Is it really time to start thinking about taxes? With the holiday rush making life crazy, do thoughts of W-2s and tax deadlines make your head spin?
Taking a few minutes now to start organizing your papers can save you time and headaches come tax filing time. Even if you have someone else do your taxes, getting yourself organized saves your tax preparer the frustration (and you the extra cost) of having to straighten things out before work begins. If your accountant doesn’t have to call you for missing paperwork or inaccurate numbers, the process moves faster and your taxes can be filed sooner. Earlier filing means you’ll have your refund that much sooner.
Here’s what you can do now.
Start a File
Take a large envelope or a manila file and label it Taxes 2014 and then diligently collect all the tax information that will be coming your way over the next month or so. Triple check all your account numbers so you have what you need. Start poking around your desk or file cabinets for any missed receipts you might need (like for the couch you donated back in February).
Include these other items:
Interest Information – You’ll want to put in any bank statements, mortgage interest statements, financial information for retirement accounts, or documents from your accountants or account managers into this file.
Employer Documents –Employer documents like your Form W-2 should go right into the folder as soon as you get it in your hand. Don’t place it on your desk for later – get it in that file and then you can forget about it until you need it.
Charitable Donations– These could include donations that were goods or cash (meaning credit card, check, or cash with a valid receipt). Did you contribute to your daughter’s charity bike ride or donate stacks of gently worn clothes to a charity? Make sure every receipt is in the folder so you can claim your donations as a tax deduction. Believe it or not, those small donations add up quickly over the course of a year.

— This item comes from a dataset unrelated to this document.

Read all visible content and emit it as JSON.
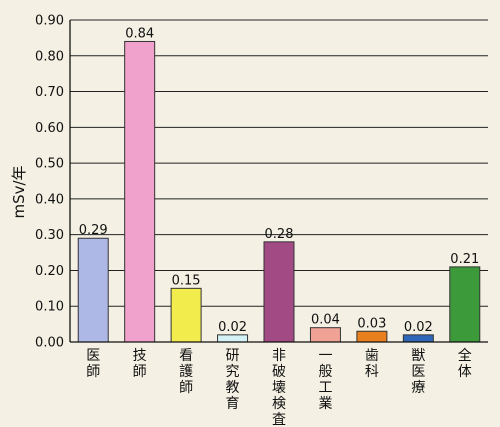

Mileage – If you volunteer for a charity, you can take the mileage you drive (although not the hours you worked) while volunteering as a tax deduction. Keep notes of your miles with the dates, times, and purpose so you can claim it come tax season.
Invoices for Side Work Projects – Did you edit a journal article? Did you moonlight as a caregiver for a few months? You still need to claim the income you earned. If it was below $600, you won’t get a Form W-2 from your employer, but you still have to claim your earnings on your personal income tax return (generally it’s claimed under “other income”). Keep your paycheck stubs for reference.
Check Last Year’s Return
If things remained pretty much the same this year as last year, check over your income tax return from last year. Compare what you had to what you have now to make sure you aren’t forgetting or omitting anything.
Keep Track of Deadlines
Lastly take a few minutes to mark down important dates. You’ll need all your interest statements and income tax statements by January 31, 2015. The last date to file your taxes is April 15, 2015.
Getting started now means you’ll feel less pressure later. The best part is that you don’t have to do everything all at once. Check off one or two tasks a week and pretty soon, you’ll be ready for tax time.